I have a friend who was diagnosed with terminal cancer recently. Compared to this, James’ autoimmune condition (which, for anyone interested, is called Wegener’s Granulomatosis) is a walk in the park. Not because it’s easy to deal with – indeed, when it decides to flare up, walks in the park are out of the question – but because he was diagnosed relatively early. James’ condition is currently under control, in a way that terminal cancer by its very definition cannot be. Being under control means stupidly high doses of steroids and a family life that is often weirdly calibrated. But terminal means going to die.

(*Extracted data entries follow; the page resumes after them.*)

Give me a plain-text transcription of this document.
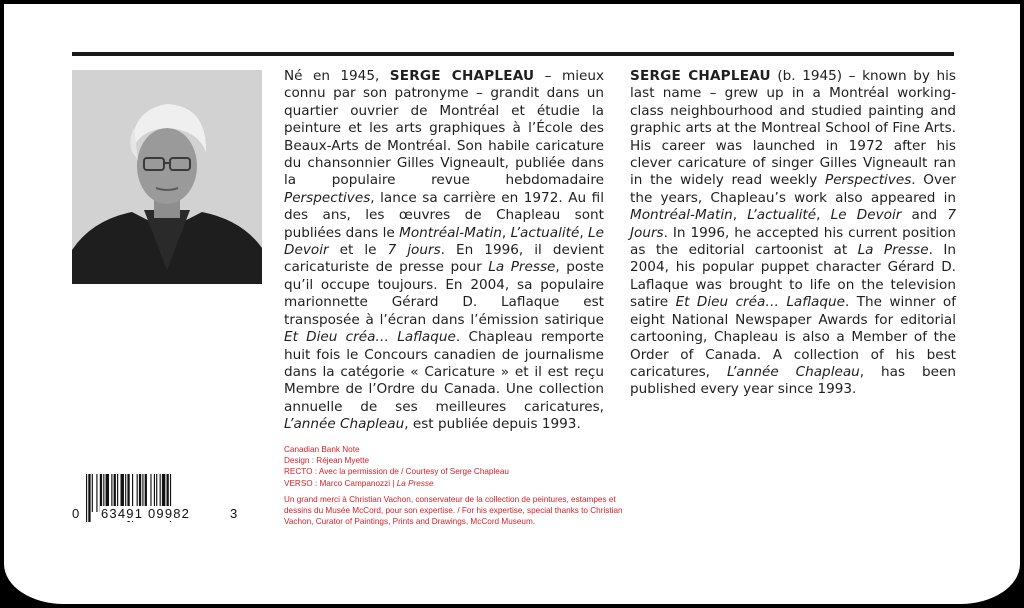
Né en 1945, SERGE CHAPLEAU – mieux connu par son patronyme – grandit dans un quartier ouvrier de Montréal et étudie la peinture et les arts graphiques à l’École des Beaux-Arts de Montréal. Son habile caricature du chansonnier Gilles Vigneault, publiée dans la populaire revue hebdomadaire Perspectives, lance sa carrière en 1972. Au fil des ans, les œuvres de Chapleau sont publiées dans le Montréal-Matin, L’actualité, Le Devoir et le 7 jours. En 1996, il devient caricaturiste de presse pour La Presse, poste qu’il occupe toujours. En 2004, sa populaire marionnette Gérard D. Laflaque est transposée à l’écran dans l’émission satirique Et Dieu créa… Laflaque. Chapleau remporte huit fois le Concours canadien de journalisme dans la catégorie « Caricature » et il est reçu Membre de l’Ordre du Canada. Une collection annuelle de ses meilleures caricatures, L’année Chapleau, est publiée depuis 1993.
SERGE CHAPLEAU (b. 1945) – known by his last name – grew up in a Montréal working-class neighbourhood and studied painting and graphic arts at the Montreal School of Fine Arts. His career was launched in 1972 after his clever caricature of singer Gilles Vigneault ran in the widely read weekly Perspectives. Over the years, Chapleau’s work also appeared in Montréal-Matin, L’actualité, Le Devoir and 7 Jours. In 1996, he accepted his current position as the editorial cartoonist at La Presse. In 2004, his popular puppet character Gérard D. Laflaque was brought to life on the television satire Et Dieu créa… Laflaque. The winner of eight National Newspaper Awards for editorial cartooning, Chapleau is also a Member of the Order of Canada. A collection of his best caricatures, L’année Chapleau, has been published every year since 1993.

Canadian Bank Note

Design : Réjean Myette

RECTO : Avec la permission de / Courtesy of Serge Chapleau

VERSO : Marco Campanozzi | La Presse

Un grand merci à Christian Vachon, conservateur de la collection de peintures, estampes et dessins du Musée McCord, pour son expertise. / For his expertise, special thanks to Christian Vachon, Curator of Paintings, Prints and Drawings, McCord Museum.

0 63491 09982	3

I have another friend whose road to pregnancy has been long, traumatic and strewn with pain and disappointment. When I looked at the chaos of my home and sighed at the impossibility of ever bringing it to order, I knew that she was looking at it too, and sighing for different reasons. She’s expecting now and barely daring to breathe for fear of dislodging the fragile, longed-for little life inside her. There’s good reason for the fear, but good reason for the joy, too.
Supposing there really was an angel with purple wings, about to come and return my Prince CD and grant me a miracle. Yesterday I was certain I would use that miracle to grant James perfect health. Today I am not so sure. Partly because he’s buggered off to Sweden for an overnight jolly, while I’m trying to manage four children who have four separate commitments, one of which I have to attend, plus an invitation to appear at a local bookshop for the late night Christmas shopping event. And that invitation was an answer to a prayer, and I must – I want to – go. And partly because of this:
Right now, James is well. In fact, right now, he’s probably drinking some fabulous wine and eating a reindeer. I hope so. And I find myself hoping so with a strange intensity. Modern medicine has given him a series of props and treatments that are doing the trick. They bring their own raft of issues, but they are working at the moment. The process of finding those treatments, and the horror he has suffered in the relapses, has either turned him into to man he is, or revealed the depths of character he already had. Either way, we have no way of knowing who he would have been without this condition. And I love him. Him. Not the person he would be if a bit of him was different.
And so, even though I am frazzled and at the end of my tether and not quite sure how the next few hours are going to pan out, I don’t need that miracle today. For today, it’s miracle enough that we met.